Paris veut en finir avec les loyers hors de prix. Ian Brossat, adjoint d’Anne Hidalgo chargé du logement, explique pourquoi la mairie de Paris veut encadrer de nouveau les loyers et annonce la création d’un « Organisme de foncier solidaire ». La mairie de Paris veut en effet rétablir l’encadrement des loyers et instituer un système d’achats de logements limités dans le temps. Il estime que « les Parisiens sont étranglés par les prix de l’immobilier ». « Depuis que l’encadrement des loyers a été annulé par le tribunal administratif en novembre 2017 (décision confirmée en appel en juin 2018), la situation s’est très largement dégradée pour les locataires », affirme Ian Brossat, également tête de liste PCF aux élections européennes de mai, dans le Journal du Dimanche.

Selon lui, la suppression de l’encadrement des loyers a fait perdre en moyenne 1.500 euros sur une année aux locataires parisiens. La Mairie compte sur l’application de la loi Élan, « qui réintroduit la possibilité pour certaines communes au marché locatif tendu de mettre en place » l’encadrement des loyers. Le prochain Conseil de Paris devrait valider la mesure le 11 décembre. Mais il faudra ensuite que le préfet d’île-de-France prenne un arrêté établissant un prix plafond au mètre carré. Et surtout, il faudra attendre que le gouvernement publie les décrets d’application de la loi Élan, admet-il.

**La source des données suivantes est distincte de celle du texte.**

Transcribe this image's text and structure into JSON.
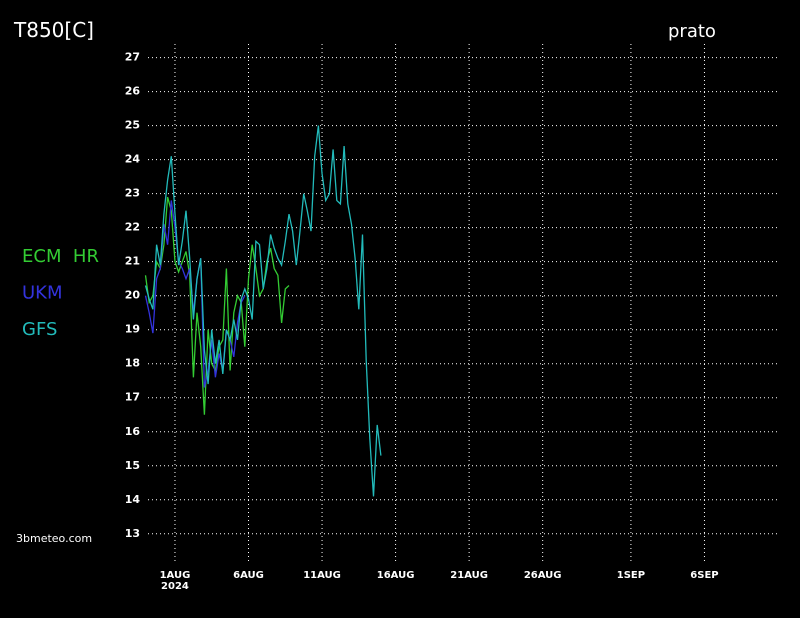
{
  "chart_data": {
    "type": "line",
    "title": "T850[C]",
    "subtitle": "prato",
    "source": "3bmeteo.com",
    "x_year_label": "2024",
    "x": [
      "2024-07-30T00:00Z",
      "2024-07-30T06:00Z",
      "2024-07-30T12:00Z",
      "2024-07-30T18:00Z",
      "2024-07-31T00:00Z",
      "2024-07-31T06:00Z",
      "2024-07-31T12:00Z",
      "2024-07-31T18:00Z",
      "2024-08-01T00:00Z",
      "2024-08-01T06:00Z",
      "2024-08-01T12:00Z",
      "2024-08-01T18:00Z",
      "2024-08-02T00:00Z",
      "2024-08-02T06:00Z",
      "2024-08-02T12:00Z",
      "2024-08-02T18:00Z",
      "2024-08-03T00:00Z",
      "2024-08-03T06:00Z",
      "2024-08-03T12:00Z",
      "2024-08-03T18:00Z",
      "2024-08-04T00:00Z",
      "2024-08-04T06:00Z",
      "2024-08-04T12:00Z",
      "2024-08-04T18:00Z",
      "2024-08-05T00:00Z",
      "2024-08-05T06:00Z",
      "2024-08-05T12:00Z",
      "2024-08-05T18:00Z",
      "2024-08-06T00:00Z",
      "2024-08-06T06:00Z",
      "2024-08-06T12:00Z",
      "2024-08-06T18:00Z",
      "2024-08-07T00:00Z",
      "2024-08-07T06:00Z",
      "2024-08-07T12:00Z",
      "2024-08-07T18:00Z",
      "2024-08-08T00:00Z",
      "2024-08-08T06:00Z",
      "2024-08-08T12:00Z",
      "2024-08-08T18:00Z",
      "2024-08-09T00:00Z",
      "2024-08-09T06:00Z",
      "2024-08-09T12:00Z",
      "2024-08-09T18:00Z",
      "2024-08-10T00:00Z",
      "2024-08-10T06:00Z",
      "2024-08-10T12:00Z",
      "2024-08-10T18:00Z",
      "2024-08-11T00:00Z",
      "2024-08-11T06:00Z",
      "2024-08-11T12:00Z",
      "2024-08-11T18:00Z",
      "2024-08-12T00:00Z",
      "2024-08-12T06:00Z",
      "2024-08-12T12:00Z",
      "2024-08-12T18:00Z",
      "2024-08-13T00:00Z",
      "2024-08-13T06:00Z",
      "2024-08-13T12:00Z",
      "2024-08-13T18:00Z",
      "2024-08-14T00:00Z",
      "2024-08-14T06:00Z",
      "2024-08-14T12:00Z",
      "2024-08-14T18:00Z",
      "2024-08-15T00:00Z"
    ],
    "series": [
      {
        "name": "ECM  HR",
        "color": "#33cc33",
        "values": [
          20.6,
          19.8,
          20.0,
          21.0,
          20.8,
          21.5,
          22.9,
          22.5,
          21.0,
          20.7,
          21.0,
          21.3,
          20.6,
          17.6,
          19.5,
          18.5,
          16.5,
          19.0,
          18.0,
          17.8,
          18.5,
          18.7,
          20.8,
          17.8,
          19.5,
          20.0,
          19.8,
          18.5,
          20.5,
          21.5,
          20.8,
          20.0,
          20.2,
          21.0,
          21.4,
          20.8,
          20.6,
          19.2,
          20.2,
          20.3,
          null,
          null,
          null,
          null,
          null,
          null,
          null,
          null,
          null,
          null,
          null,
          null,
          null,
          null,
          null,
          null,
          null,
          null,
          null,
          null,
          null,
          null,
          null,
          null,
          null
        ]
      },
      {
        "name": "UKM",
        "color": "#3333dd",
        "values": [
          20.0,
          19.5,
          18.9,
          20.5,
          20.8,
          22.1,
          21.5,
          22.8,
          22.0,
          21.0,
          20.8,
          20.5,
          20.8,
          19.5,
          20.5,
          21.1,
          17.3,
          17.8,
          18.7,
          17.6,
          18.3,
          17.8,
          19.0,
          18.7,
          18.2,
          19.2,
          19.8,
          20.0,
          null,
          null,
          null,
          null,
          null,
          null,
          null,
          null,
          null,
          null,
          null,
          null,
          null,
          null,
          null,
          null,
          null,
          null,
          null,
          null,
          null,
          null,
          null,
          null,
          null,
          null,
          null,
          null,
          null,
          null,
          null,
          null,
          null,
          null,
          null,
          null,
          null
        ]
      },
      {
        "name": "GFS",
        "color": "#22bbbb",
        "values": [
          20.3,
          19.9,
          19.6,
          21.5,
          20.9,
          22.4,
          23.4,
          24.1,
          22.4,
          20.9,
          21.6,
          22.5,
          21.1,
          19.3,
          20.5,
          21.1,
          18.4,
          17.4,
          19.0,
          18.0,
          18.7,
          17.7,
          19.0,
          18.7,
          19.3,
          18.7,
          19.9,
          20.2,
          19.9,
          19.3,
          21.6,
          21.5,
          20.2,
          20.8,
          21.8,
          21.4,
          21.1,
          20.9,
          21.6,
          22.4,
          21.9,
          20.9,
          21.9,
          23.0,
          22.5,
          21.9,
          24.1,
          25.0,
          23.6,
          22.8,
          23.0,
          24.3,
          22.8,
          22.7,
          24.4,
          22.7,
          22.1,
          21.1,
          19.6,
          21.8,
          18.1,
          15.8,
          14.1,
          16.2,
          15.3
        ]
      }
    ],
    "xlim": [
      "2024-07-30T04:00Z",
      "2024-09-11T00:00Z"
    ],
    "xticks": [
      {
        "value": "2024-08-01T00:00Z",
        "label": "1AUG"
      },
      {
        "value": "2024-08-06T00:00Z",
        "label": "6AUG"
      },
      {
        "value": "2024-08-11T00:00Z",
        "label": "11AUG"
      },
      {
        "value": "2024-08-16T00:00Z",
        "label": "16AUG"
      },
      {
        "value": "2024-08-21T00:00Z",
        "label": "21AUG"
      },
      {
        "value": "2024-08-26T00:00Z",
        "label": "26AUG"
      },
      {
        "value": "2024-09-01T00:00Z",
        "label": "1SEP"
      },
      {
        "value": "2024-09-06T00:00Z",
        "label": "6SEP"
      }
    ],
    "ylim": [
      12.2,
      27.4
    ],
    "yticks": [
      13,
      14,
      15,
      16,
      17,
      18,
      19,
      20,
      21,
      22,
      23,
      24,
      25,
      26,
      27
    ],
    "grid": true
  }
}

Autre mesure « choc » selon lui : la création d’un Organisme de foncier solidaire (OFS) « qui permettra aux classes moyennes d’accéder à la propriété à un prix deux à trois fois en dessous de ceux du marché », soit entre 2.000 et 4.900 euros le mètre carré dans Paris. « L’idée de l’OFS que nous allons créer est de dissocier le foncier du bâti », explique-t-il. Un système existant déjà dans d’autres pays comme la Grande-Bretagne. L’OFS restera propriétaire du terrain et seul le bâti sera vendu sur une durée « de 18 à 99 ans, renouvelable ». « Le plus souvent, ce sera 99 ans », a-t-il dit.

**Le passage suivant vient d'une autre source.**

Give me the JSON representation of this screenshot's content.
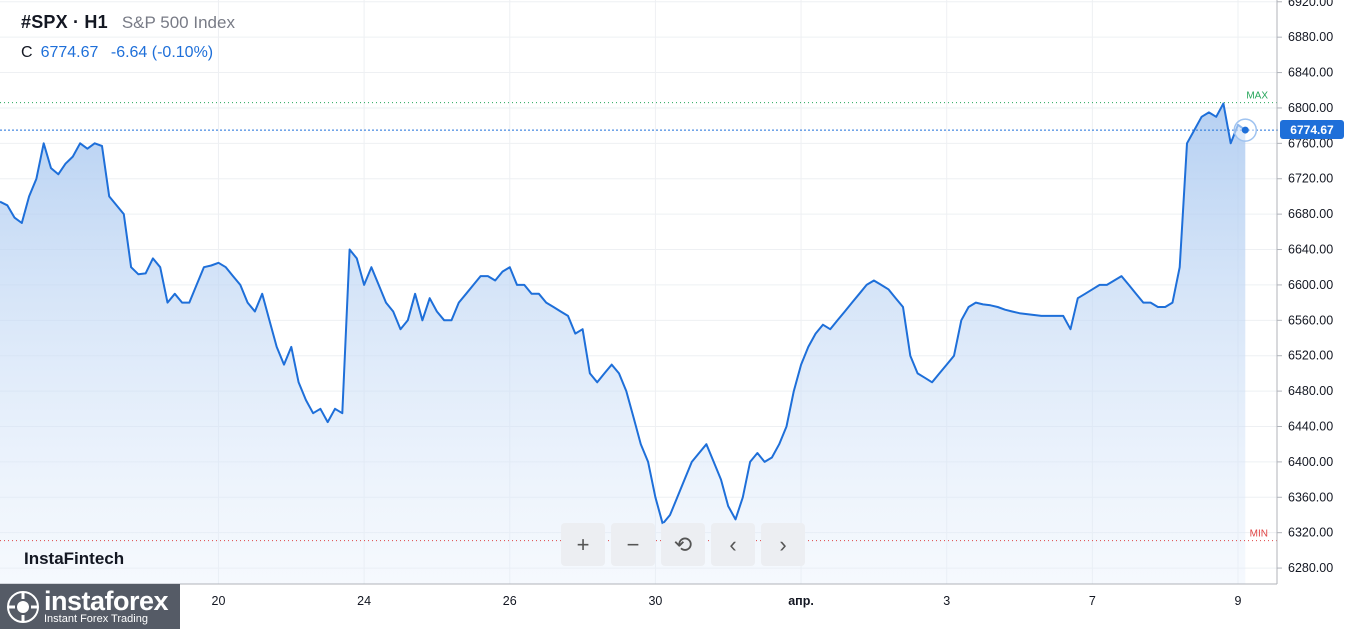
{
  "header": {
    "symbol": "#SPX · H1",
    "description": "S&P 500 Index",
    "close_label": "C",
    "close_value": "6774.67",
    "change": "-6.64 (-0.10%)"
  },
  "watermark": "InstaFintech",
  "brand": {
    "name": "instaforex",
    "tagline": "Instant Forex Trading"
  },
  "last_price_label": "6774.67",
  "markers": {
    "max": "MAX",
    "min": "MIN",
    "max_value": 6806,
    "min_value": 6311
  },
  "colors": {
    "line": "#1e6fd9",
    "fill": "#b9d3f3",
    "grid": "#eef0f3",
    "max": "#26a65b",
    "min": "#e04444"
  },
  "toolbar": {
    "icons": [
      "plus-icon",
      "minus-icon",
      "reset-icon",
      "chevron-left-icon",
      "chevron-right-icon"
    ],
    "glyphs": [
      "+",
      "−",
      "⟲",
      "‹",
      "›"
    ]
  },
  "chart_data": {
    "type": "area",
    "title": "S&P 500 Index",
    "xlabel": "",
    "ylabel": "",
    "ylim": [
      6262,
      6922
    ],
    "grid": true,
    "y_ticks": [
      "6920.00",
      "6880.00",
      "6840.00",
      "6800.00",
      "6760.00",
      "6720.00",
      "6680.00",
      "6640.00",
      "6600.00",
      "6560.00",
      "6520.00",
      "6480.00",
      "6440.00",
      "6400.00",
      "6360.00",
      "6320.00",
      "6280.00"
    ],
    "x_ticks": [
      {
        "label": "20",
        "index": 30
      },
      {
        "label": "24",
        "index": 50
      },
      {
        "label": "26",
        "index": 70
      },
      {
        "label": "30",
        "index": 90
      },
      {
        "label": "апр.",
        "index": 110
      },
      {
        "label": "3",
        "index": 130
      },
      {
        "label": "7",
        "index": 150
      },
      {
        "label": "9",
        "index": 170
      }
    ],
    "x_range": [
      0,
      175
    ],
    "series": [
      {
        "name": "#SPX",
        "values": [
          6694,
          6690,
          6676,
          6670,
          6700,
          6720,
          6760,
          6732,
          6725,
          6737,
          6745,
          6760,
          6754,
          6760,
          6757,
          6700,
          6690,
          6680,
          6620,
          6612,
          6613,
          6630,
          6620,
          6580,
          6590,
          6580,
          6580,
          6600,
          6620,
          6622,
          6625,
          6620,
          6610,
          6600,
          6580,
          6570,
          6590,
          6560,
          6530,
          6510,
          6530,
          6490,
          6470,
          6455,
          6460,
          6445,
          6460,
          6455,
          6640,
          6630,
          6600,
          6620,
          6600,
          6580,
          6570,
          6550,
          6560,
          6590,
          6560,
          6585,
          6570,
          6560,
          6560,
          6580,
          6590,
          6600,
          6610,
          6610,
          6605,
          6615,
          6620,
          6600,
          6600,
          6590,
          6590,
          6580,
          6575,
          6570,
          6565,
          6545,
          6550,
          6500,
          6490,
          6500,
          6510,
          6500,
          6480,
          6450,
          6420,
          6400,
          6360,
          6330,
          6340,
          6360,
          6380,
          6400,
          6410,
          6420,
          6400,
          6380,
          6350,
          6335,
          6360,
          6400,
          6410,
          6400,
          6405,
          6420,
          6440,
          6480,
          6510,
          6530,
          6545,
          6555,
          6550,
          6560,
          6570,
          6580,
          6590,
          6600,
          6605,
          6600,
          6595,
          6585,
          6575,
          6520,
          6500,
          6495,
          6490,
          6500,
          6510,
          6520,
          6560,
          6575,
          6580,
          6578,
          6577,
          6575,
          6572,
          6570,
          6568,
          6567,
          6566,
          6565,
          6565,
          6565,
          6565,
          6550,
          6585,
          6590,
          6595,
          6600,
          6600,
          6605,
          6610,
          6600,
          6590,
          6580,
          6580,
          6575,
          6575,
          6580,
          6620,
          6760,
          6775,
          6790,
          6795,
          6790,
          6805,
          6760,
          6781,
          6775
        ]
      }
    ]
  }
}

Prix de deux à trois fois inférieurs au marché

L’acquéreur paiera en plus un loyer de 2 euros du mètre carré par mois. Et pour accéder au dispositif, le critère de ressources sera proche du barème HLM, soit un « plafond de revenus correspond à près de 6.000 euros par mois pour une famille avec deux enfants « . L’adjoint au maire assure également qu’un « mécanisme antispéculatif » permettra d’encadrer les prix à la revente. Ian Brossat parle d’une « petite révolution, un rapport différent à la propriété qui bouscule un certain nombre de codes ». Avec cet ensemble de mesures, il espère ainsi freiner l’explosion des prix de l’immobilier à Paris. Pour rappel, comme le rapporte BFMTV, entre 2005 et 2015, les loyers ont augmenté de 50% avec un pic de 11% en 2011. Entre 2015 et 2017, avec l’encadrement des loyers, ils étaient quasi stables. Depuis l’annulation du dispositif, les prix sont repartis à la hausse.